Most of these firms have risen out of the upheaval created by the merging of giant firms. Some pick up technology orphaned to satisfy competition rulings, or pick up product lines too small for the merged company to manage. Other chemical engineering companies have started with one product of their own design and expanded from there. Then there are the small domestic companies marketing generic lines, or discovery companies working on novel approaches to old technology.

“The cost of taking new products from research, through the testing required for licensing, to commercialization has skyrocketed in recent years so that more often than not, the merged company will rationalize its research and development dollars by cherry-picking products that are most likely to be successful and the others fall by the wayside,” adds Szkotnicki.

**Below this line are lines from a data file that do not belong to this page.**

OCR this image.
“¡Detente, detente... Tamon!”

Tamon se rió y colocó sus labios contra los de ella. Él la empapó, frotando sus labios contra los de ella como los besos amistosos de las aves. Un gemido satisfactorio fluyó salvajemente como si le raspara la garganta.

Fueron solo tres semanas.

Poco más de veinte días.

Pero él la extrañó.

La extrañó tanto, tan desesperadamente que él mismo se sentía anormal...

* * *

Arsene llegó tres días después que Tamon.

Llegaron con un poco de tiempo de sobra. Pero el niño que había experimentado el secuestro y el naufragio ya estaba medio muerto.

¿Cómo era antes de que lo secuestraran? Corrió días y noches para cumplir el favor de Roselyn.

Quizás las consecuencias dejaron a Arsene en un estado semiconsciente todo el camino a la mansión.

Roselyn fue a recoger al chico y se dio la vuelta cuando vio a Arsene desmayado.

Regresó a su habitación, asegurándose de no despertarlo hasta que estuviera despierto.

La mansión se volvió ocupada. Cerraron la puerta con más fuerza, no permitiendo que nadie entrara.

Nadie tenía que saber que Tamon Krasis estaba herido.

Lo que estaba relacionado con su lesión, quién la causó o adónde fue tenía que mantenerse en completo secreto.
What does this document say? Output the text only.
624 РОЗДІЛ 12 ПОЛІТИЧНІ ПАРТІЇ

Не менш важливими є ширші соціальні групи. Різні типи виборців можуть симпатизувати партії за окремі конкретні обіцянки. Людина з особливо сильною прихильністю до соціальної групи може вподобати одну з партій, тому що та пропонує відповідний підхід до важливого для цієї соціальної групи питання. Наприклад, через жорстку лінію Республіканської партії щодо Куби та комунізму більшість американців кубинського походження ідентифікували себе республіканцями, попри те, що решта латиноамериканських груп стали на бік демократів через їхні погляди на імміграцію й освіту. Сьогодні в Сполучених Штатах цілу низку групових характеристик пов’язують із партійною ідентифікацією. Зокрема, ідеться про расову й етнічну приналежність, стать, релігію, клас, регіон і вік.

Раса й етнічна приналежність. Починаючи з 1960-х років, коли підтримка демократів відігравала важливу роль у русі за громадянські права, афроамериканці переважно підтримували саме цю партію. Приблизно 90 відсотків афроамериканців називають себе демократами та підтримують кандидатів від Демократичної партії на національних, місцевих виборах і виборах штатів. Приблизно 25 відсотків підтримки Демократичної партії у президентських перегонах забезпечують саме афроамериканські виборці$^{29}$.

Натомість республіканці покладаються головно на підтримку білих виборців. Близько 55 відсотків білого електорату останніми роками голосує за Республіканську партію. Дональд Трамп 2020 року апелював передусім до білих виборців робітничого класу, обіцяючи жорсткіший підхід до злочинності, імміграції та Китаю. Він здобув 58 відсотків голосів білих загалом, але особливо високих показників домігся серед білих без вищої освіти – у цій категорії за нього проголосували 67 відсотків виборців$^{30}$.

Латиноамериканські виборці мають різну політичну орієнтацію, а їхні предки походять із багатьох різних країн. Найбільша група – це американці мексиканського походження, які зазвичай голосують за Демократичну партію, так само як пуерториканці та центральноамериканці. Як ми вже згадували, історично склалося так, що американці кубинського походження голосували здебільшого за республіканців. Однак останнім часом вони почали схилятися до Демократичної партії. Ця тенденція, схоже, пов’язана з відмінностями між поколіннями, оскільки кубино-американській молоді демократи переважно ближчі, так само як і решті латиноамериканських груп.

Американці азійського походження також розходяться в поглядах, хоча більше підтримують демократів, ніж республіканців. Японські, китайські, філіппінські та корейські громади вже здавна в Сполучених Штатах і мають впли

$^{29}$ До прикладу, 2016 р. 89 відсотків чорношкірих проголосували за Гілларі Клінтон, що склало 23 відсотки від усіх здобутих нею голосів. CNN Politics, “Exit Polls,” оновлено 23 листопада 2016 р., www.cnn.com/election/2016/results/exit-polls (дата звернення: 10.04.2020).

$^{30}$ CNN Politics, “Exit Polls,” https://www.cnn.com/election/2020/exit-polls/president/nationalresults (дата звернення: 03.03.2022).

A 2015 survey of the U.S. domestic market for HealthforAnimals, the global animal medicine association, found it took 8.5 years and an average $30.5 million to bring a new pharmaceutical product for livestock to market. One product cost $62 million. There wasn’t much new-product development in Canada in the 2011 survey.

But 14 companies developed pharmaceutical products with a new active ingredient in Canada during 2015 at costs ranging from $1.5 million to $85 million.

The Canadian cost to bring a new biological product to market ranged from $5 million to $25 million, $0.75 million to $5 million for medicinal in-feed products, and $5 million for a new pesticide product.

The cost of establishing new species uses for existing pharmaceutical products ranged from $2 million to $50 million and biological products averaged $6.5 million.

The main reasons international companies give for not commercializing existing products in Canada is pressure from competitors , imports of non-approved competing products, own-use imports and active pharmaceutical ingredients, the small size of the Canadian market, and regulations for maintaining or extending licenses.

The average time it took to get a livestock product through Health Canada’s Veterinary Drugs Directorate in 2015 was 2.1 years.

A major cost hurdle for Canadian companies is the fact they spend about 40 per cent of their research and development budget on mandatory defense, compared to two to six per cent in the U.S., China, Brazil and Australia.